What We Can Do About It (DBT-Informed Strategies)
The goal isn’t to “stop emotional eating overnight,” we are not trying to ignore or prevent our emotions, but instead we try to build respond to them differently. We want to develop new tools so that when the dashboard lights come on, we have more options than just reaching for the fastest off-switch.
Name What’s Happening (Awareness First)
· Instead of thinking “Why am I like this?”
· Try: “Something in me is trying to feel better right now.”
· Even naming the state helps regulate the brain.
Map Your Own Pattern
After an episode (not during), gently walk through:
What set this off?
What was I feeling?
What was I trying to avoid?
What did the behaviour give me?
Awareness builds insight without shame.
Meet the Need, Not Just the Urge
· If the urge is to eat, ask: “What might actually help me feel more settled?”
· Options might include:
· sensory soothing (warm shower, soft clothes)
· Gentle movement (walk, stretch)
· Music or low-stimulation time
· stepping away from stimulation
· connecting with a safe person
Create a Pause (Even 10 Seconds Counts)
· You don’t need to eliminate the urge, we’re just trying to slow it down.
Creating a pause between the thought and the action can help to expand our options
· Try: “I can eat this; I’ll just wait 10 seconds first.”
· Even a small shift matters. Accepting that “Part of me wants to eat because something feels unsettled,” creates space.
· That pause is where choice begins.
Expand Your Options (Not Remove the Old One)
· Instead of: “I can’t eat chocolate”
· Try: “Chocolate is one option. What else might help right now?”
· This reduces the “all-or-nothing” cycle.
Build Alternatives Gradually
Your toolkit should be about making small, realistic shifts:
Journalling or voice notes
Grounding (5 senses exercise)
Setting small boundaries
Self-validation
These build flexibility, not restriction.
Common Misunderstandings
“It’s just lack of willpower.”: In reality it’s about nervous system learning and reinforcement.
“I just need more discipline.”: Discipline doesn’t work well when our system is overwhelmed.
“I should stop the behaviour completely.”: We’re more successful when we focus on building alternatives first, rather than removing coping strategies abruptly.
A Diverse Lens
For many people, emotional eating is less about food and more about regulation.
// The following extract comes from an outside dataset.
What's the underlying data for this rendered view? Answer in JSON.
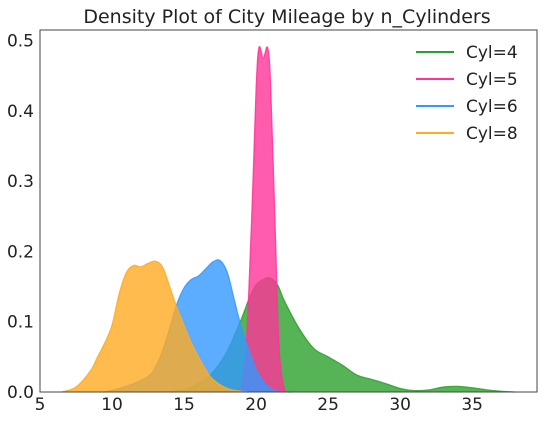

It may be linked to:
Sensory overload (common in autism)
Dopamine seeking and impulsivity (ADHD)
Difficulty identifying emotions (alexithymia)
Heightened threat systems (trauma histories)
This means the behaviour often makes even more sense, not less.
Easter as a Practice Opportunity
This Easter, if you find yourself reaching for another chocolate egg and you want to reconsider, pause for a moment. Not to judge yourself. Just to ask:
“What is my system trying to help me with right now?”
Because the behaviour:
made sense
worked (for a moment)
and developed for a reason
When we understand the pattern, we’re no longer stuck inside it. When we have more options, that is where change can begin.